Araştırmalara göre baba ve çocuk arasındaki bağın kalitesi çocuğun gelişiminde çok önem taşıyor. Keşke babalar çocuğuna bırakacağı en güzel mirasın güzel ahlak olduğunu idrak edip bütün enerji ve ilgilerini bu noktaya yoğunlaştırsalar işte o zaman istikbalden ümit var olabiliriz.
Kısaca baba olmak zor değil, ama Babalık etmek çok zordur.
Anne ve babaların tüm gayreti evlatlarının İyi bir meslek sahibi olmalarından ziyade İyi birer insan olmaları yönündeki çabaları İndellahta makbul dünyada ise makul ve övülmeye değer çabalarıdır.
Hz.

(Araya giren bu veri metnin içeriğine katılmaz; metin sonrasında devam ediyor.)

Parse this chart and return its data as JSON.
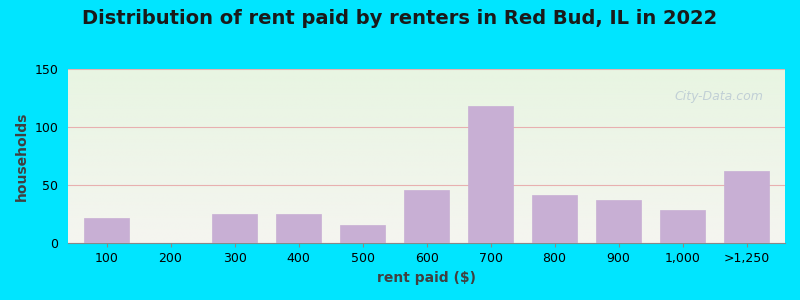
{
  "title": "Distribution of rent paid by renters in Red Bud, IL in 2022",
  "xlabel": "rent paid ($)",
  "ylabel": "households",
  "categories": [
    "100",
    "200",
    "300",
    "400",
    "500",
    "600",
    "700",
    "800",
    "900",
    "1,000",
    ">1,250"
  ],
  "values": [
    22,
    0,
    25,
    25,
    16,
    46,
    118,
    42,
    37,
    29,
    62
  ],
  "bar_color": "#c8afd4",
  "bar_edgecolor": "#c8afd4",
  "ylim": [
    0,
    150
  ],
  "yticks": [
    0,
    50,
    100,
    150
  ],
  "background_top": "#e8f5e2",
  "background_bottom": "#f5f5f0",
  "grid_color": "#e8b0b0",
  "title_fontsize": 14,
  "axis_label_fontsize": 10,
  "tick_fontsize": 9,
  "outer_bg": "#00e5ff",
  "watermark_text": "City-Data.com",
  "watermark_color": "#b0c0d0"
}
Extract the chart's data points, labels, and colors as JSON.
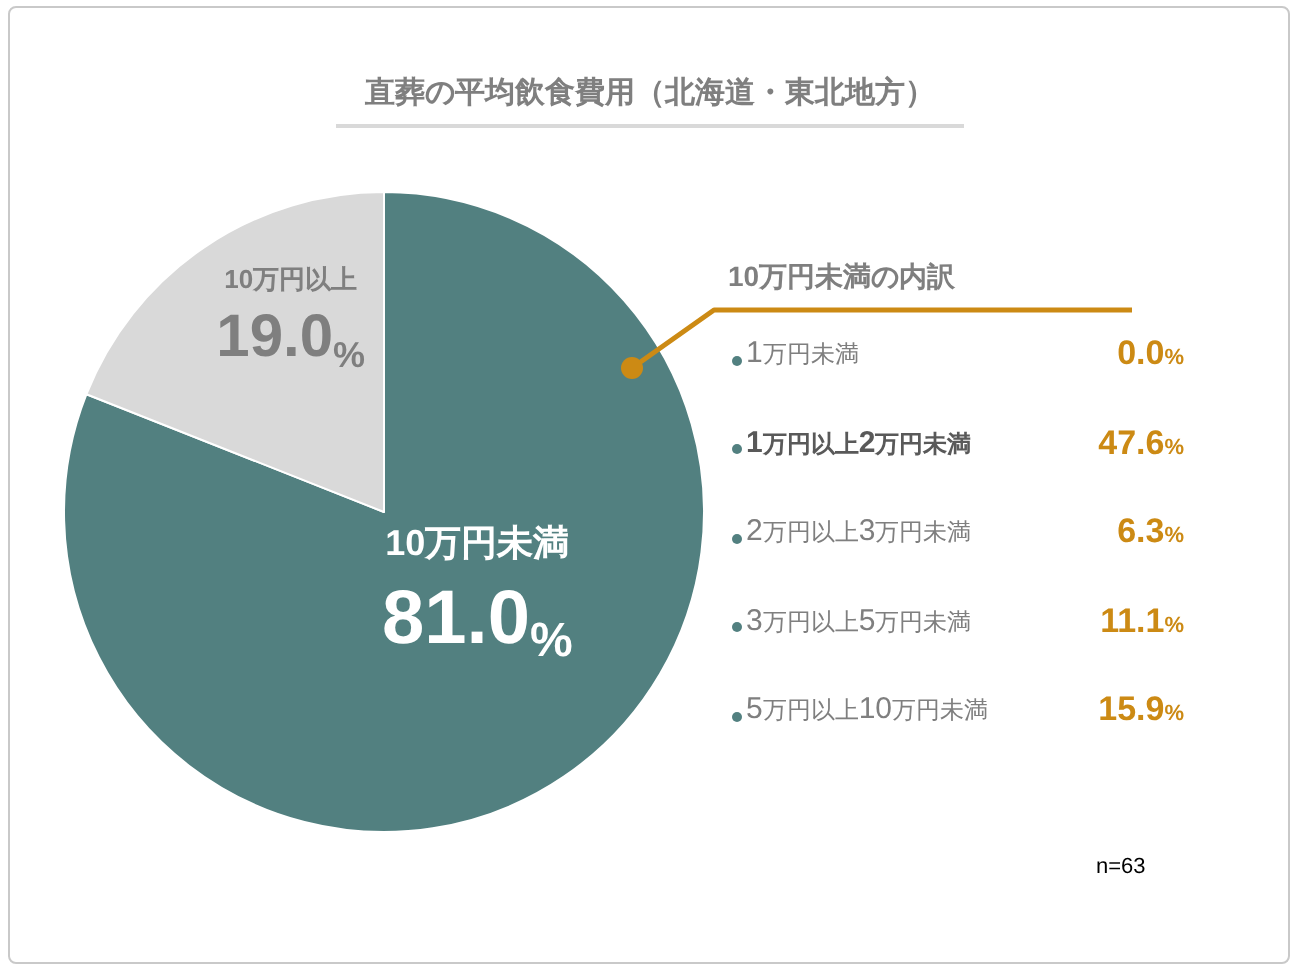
{
  "chart_data": [
    {
      "type": "pie",
      "title": "直葬の平均飲食費用（北海道・東北地方）",
      "categories": [
        "10万円未満",
        "10万円以上"
      ],
      "values": [
        81.0,
        19.0
      ],
      "colors": [
        "#528080",
        "#d9d9d9"
      ],
      "value_labels": [
        "81.0%",
        "19.0%"
      ],
      "annotations": [
        "n=63"
      ]
    },
    {
      "type": "other",
      "title": "10万円未満の内訳",
      "categories": [
        "1万円未満",
        "1万円以上2万円未満",
        "2万円以上3万円未満",
        "3万円以上5万円未満",
        "5万円以上10万円未満"
      ],
      "values": [
        0.0,
        47.6,
        6.3,
        11.1,
        15.9
      ],
      "value_labels": [
        "0.0%",
        "47.6%",
        "6.3%",
        "11.1%",
        "15.9%"
      ],
      "color": "#cc8a14"
    }
  ]
}
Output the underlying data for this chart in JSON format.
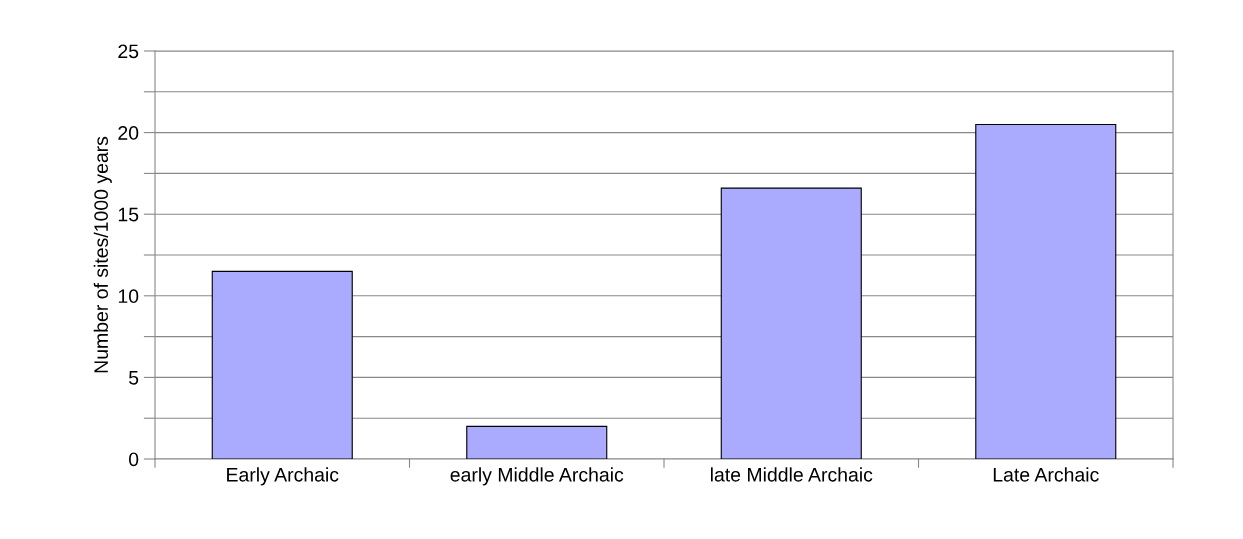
{
  "chart_data": {
    "type": "bar",
    "ylabel": "Number of sites/1000 years",
    "categories": [
      "Early Archaic",
      "early Middle Archaic",
      "late Middle Archaic",
      "Late Archaic"
    ],
    "values": [
      11.5,
      2,
      16.6,
      20.5
    ],
    "color": "#aaaaff",
    "ylim": [
      0,
      25
    ],
    "yticks": [
      0,
      {
        "value": 2.5,
        "label": null
      },
      5,
      {
        "value": 7.5,
        "label": null
      },
      10,
      {
        "value": 12.5,
        "label": null
      },
      15,
      {
        "value": 17.5,
        "label": null
      },
      20,
      {
        "value": 22.5,
        "label": null
      },
      25
    ],
    "grid": "y",
    "legend": false
  }
}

Ali(as) dediği gibi “Kötü insanlarla arkadaşlık yapmayın çünkü ahlak bulaşıcıdır.” İfadesi 21.yy.da Kişisel gelişim uzmanlarınca teyit edilmiştir. Bunun için geleneklerimizde kız alıp vermede taraflar Karşılıklı aile ortamını doğal olarak sorgular öylece karar verirler.
Bu Hikaye belki de sizin için okunmaya değerdir;
Delikanlı 16 yaşında iken babası ile tartışmış ve evi terk etmişti. Buna çok öfkelenen baba, evde onun adı bile anılmayacak diye yasak koymuştu.
Anne her gece evi terk eden oğlunun yatağına oturup yastığını koklayarak uyuyordu.
Oğlumu özledim, ne olur gidip arayalım, bulup getirelim” dese de, baba geri adım atmıyordu. Aradan iki yıl geçmişti.
Oğlunun doğum günü o yıl Babalar günü ile aynı güne denk gelmişti. Annenin ağlamaklı halini görünce dayanamadı baba “Şu adrese git, oğlunu gör” dedi
Ve ekledi, “Adresi benim verdiğimi söyleme ama” Birkaç şey daha söyledi ama anne duymuyordu bile, aklında bir tek adres kalmıştı.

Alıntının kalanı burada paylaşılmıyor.